Muito mais que ligeiro

Já havia flechado o seu coração

A Rosa menina

Morena formosa

Faceira e dengosa

Filha amada do patrão

Deixou bem pisado e maltratado

O meu já cansado coração

Foi lá na dança do boi, valeu,

Que encontrei outro amor

E o boi, o culpado que foi

Dessa vez me ajudou

Fazer sarar meu coração

Rita, diferente da Rosa, formosa,

Entendeu meu amor, dançou,

No compasso do boi

Enfeitando de estrelas o meu coração

Rita era bonita

Mais meiga que Rosa

Vestida de chita

Dançando de pé no chão,

Coloriu com fitas tão bonitas

O meu já aflito coração

25/09/94

Embora possa fazer melodias sozinho, o que geralmente faço, gosto de ter parceiros que possam enriquecer a música. Convidei então o Gervásio Cavalcante, que já havia feito algumas parcerias comigo para musicar aquelas duas. Sairam tão boas que o “Na dança do boi” foi uma das escolhidas para fazer parte do primeiro CD que o Clube do Camelo gravou em 1995.

No ano seguinte resolvemos gravar um segundo CD que só foi concretizado em 1997 e foi sugerido pelo grupo que eu compusesse uma segunda música de boi.

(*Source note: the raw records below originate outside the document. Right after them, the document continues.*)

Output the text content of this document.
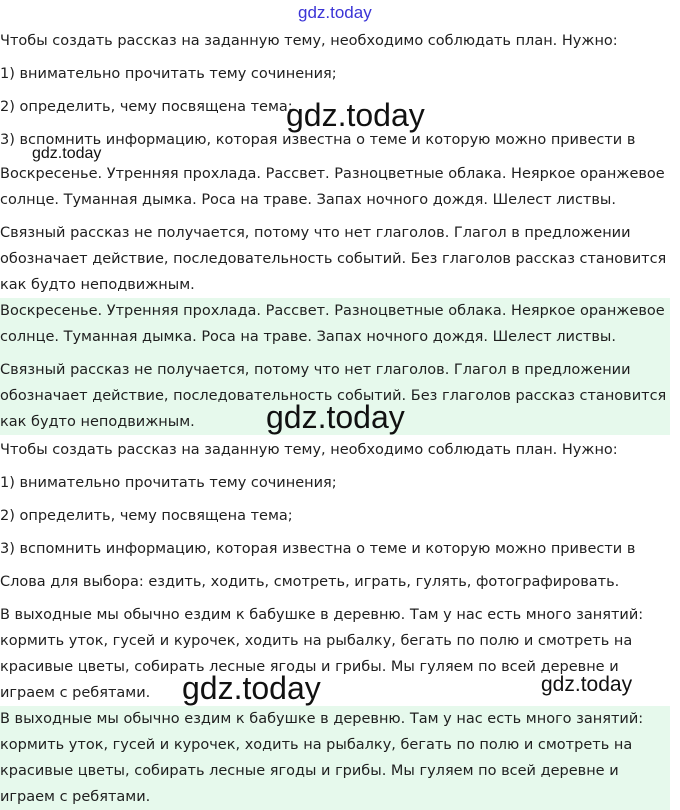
Чтобы создать рассказ на заданную тему, необходимо соблюдать план. Нужно:

1) внимательно прочитать тему сочинения;

2) определить, чему посвящена тема;

3) вспомнить информацию, которая известна о теме и которую можно привести в

Воскресенье. Утренняя прохлада. Рассвет. Разноцветные облака. Неяркое оранжевое солнце. Туманная дымка. Роса на траве. Запах ночного дождя. Шелест листвы.

Связный рассказ не получается, потому что нет глаголов. Глагол в предложении обозначает действие, последовательность событий. Без глаголов рассказ становится как будто неподвижным.

Воскресенье. Утренняя прохлада. Рассвет. Разноцветные облака. Неяркое оранжевое солнце. Туманная дымка. Роса на траве. Запах ночного дождя. Шелест листвы.

Связный рассказ не получается, потому что нет глаголов. Глагол в предложении обозначает действие, последовательность событий. Без глаголов рассказ становится как будто неподвижным.

Чтобы создать рассказ на заданную тему, необходимо соблюдать план. Нужно:

1) внимательно прочитать тему сочинения;

2) определить, чему посвящена тема;

3) вспомнить информацию, которая известна о теме и которую можно привести в

Слова для выбора: ездить, ходить, смотреть, играть, гулять, фотографировать.

В выходные мы обычно ездим к бабушке в деревню. Там у нас есть много занятий: кормить уток, гусей и курочек, ходить на рыбалку, бегать по полю и смотреть на красивые цветы, собирать лесные ягоды и грибы. Мы гуляем по всей деревне и играем с ребятами.

В выходные мы обычно ездим к бабушке в деревню. Там у нас есть много занятий: кормить уток, гусей и курочек, ходить на рыбалку, бегать по полю и смотреть на красивые цветы, собирать лесные ягоды и грибы. Мы гуляем по всей деревне и играем с ребятами.

gdz.today
gdz.today
gdz.today
gdz.today
gdz.today	gdz.today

Já tínhamos o “Boi no Céu” pronta, mas eu pensei em fazer uma continuação da Dança do Boi. Romanceei uma história onde a Rosa, que tinha rejeitado o protagonista da primeira letra por causa do índio, havia se arrependido e pedido pra voltar. Claro que o protagonista recusou pois agora já estava muito bem arrumado com a Rita.

Todo mundo gostou e no segundo CD saiu, além do Boi no Céu, a volta á fatídica primeira Dança do Boi.

DE VOLTA À DANÇA DO BOI

(Gervásio Cavalcante e Almir Morisson)

De volta no boi

Eu encontrei Rosa Maria

Cheirosa como a rosa

Menos pura que Maria

Passava rodando, rebolando,

Vinha toda “empavulada”

Pensando ainda tinha,

Preso meu coração

Olhando pra ela

Eu não vi tanta beleza

O índio roubara

Metade da boniteza

Quando foi chegando, se encostando,

Fingi não lhe conhecia

Sentia ainda ferido o coração

Jurou que não tinha culpa

Disse o culpado era o boi

Foi a tal flecha do índio

Que lhe derrubou no chão

E ficou cravada na ilharga do coração

Sei toda a culpa é da Rosa

É fácil jogar no boi

Hoje eu não quero nem prosa

Mesmo enfeitada de fita,

Sem nenhum espinho

Eu agora tenho a Rita

1996

Dai em diante em todos os shows juninos que o Clube do Camelo faz, sempre que possível, apresentamos “Na dança do boi” e “De volta á dança do boi”, uma na ilharga da outra.

Escutem as três aqui no Recanto das Letras ponto com.

Bem mais tarde, fiz mais uma letra relacionada a bois, o “Aboio Marajoara”. Mas isso já é outra história.